Hi @sming256 wanted to check if you could please upload the parallel backbone code as well that would be great.

akshitac8 avatar May 06 '24 17:05 akshitac8

Are you planning to also release tridetplus in this toolkit? (https://github.com/dingfengshi/tridetplus) thanks!

Caspeerrr avatar May 23 '24 09:05 Caspeerrr

@Caspeerrr Thanks for your suggestion! Integrating TriDetPlus into OpenTAD seems straightforward. However, TriDetPlus only released the VideoMAEv2 feature, not the DINO2 feature. This is the only reason we haven't integrated it now.

sming256 avatar May 27 '24 18:05 sming256

Hi @akshitac8 , the side tuning model is released here, and we provide a training example here . When implementing the side-tuning with the latest OpenTAD, we find a performance drop of around 1% on THUMOS. In our released checkpoint, we achieve 74.65% mAP using VideoMAEv2-g.

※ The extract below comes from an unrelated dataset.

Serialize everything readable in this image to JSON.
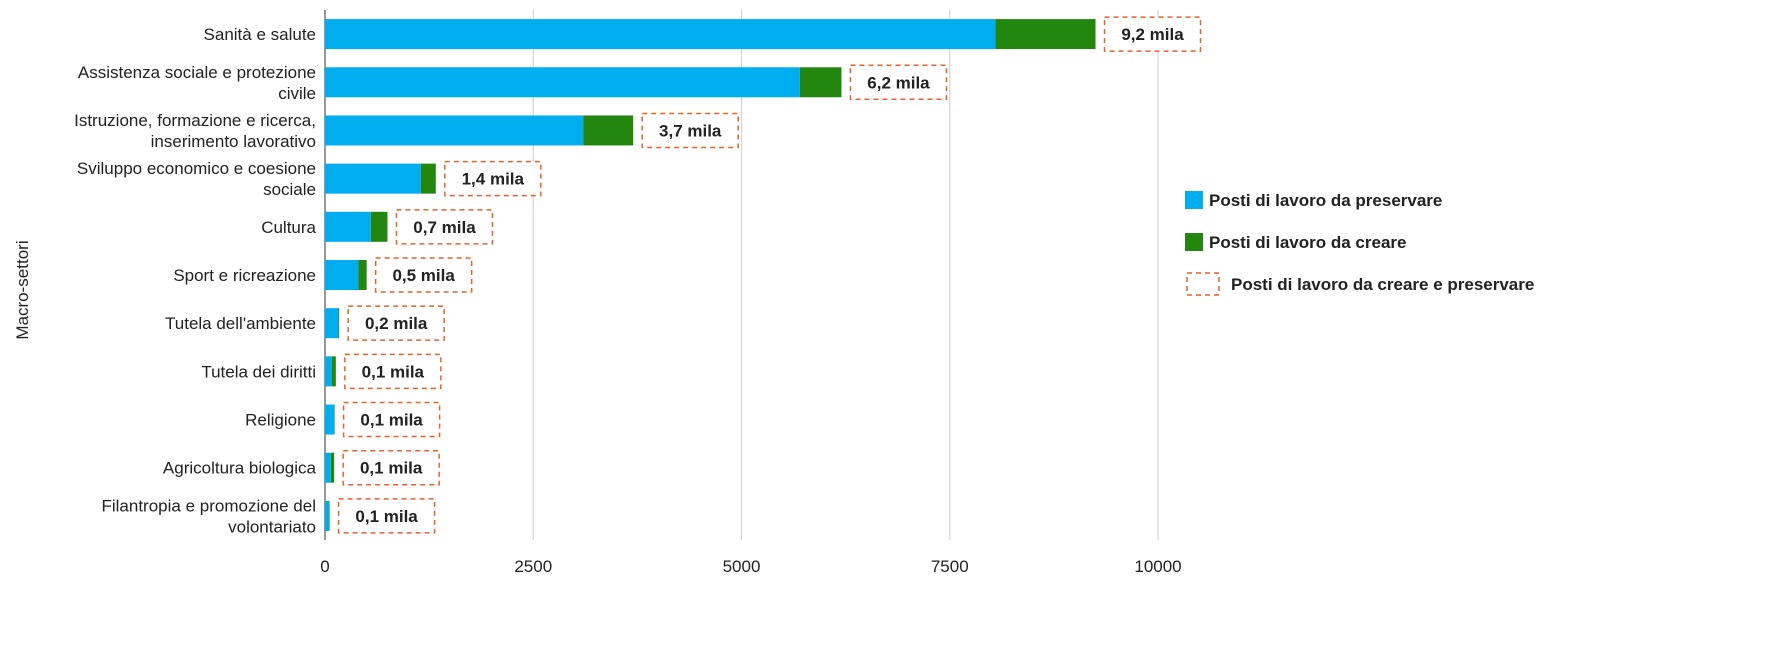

sming256 avatar Jun 06 '24 08:06 sming256

Hi @sming256, Thank you for an excellent work. I have a question about open source datasets not yet included in this repo.

You mentioned as follows: Support multiple TAD datasets. We support 9 TAD datasets, including ActivityNet-1.3, THUMOS-14, HACS, Ego4D-MQ, EPIC-Kitchens-100, FineAction, Multi-THUMOS, Charades, and EPIC-Sounds Detection datasets.

What about other open source datasets (e.g, AVA2, UCF24)?

aidevveloper avatar Aug 19 '24 05:08 aidevveloper

Hi @Harry-KIT, thanks for your question. OpenTAD is designed for temporal action detection task. I think AVA2 and UCF24 are datasets of spatial-temporal action detection task, which requires additional spatial bounding boxes.

sming256 avatar Aug 19 '24 06:08 sming256

I see. Thank you very much

aidevveloper avatar Aug 19 '24 09:08 aidevveloper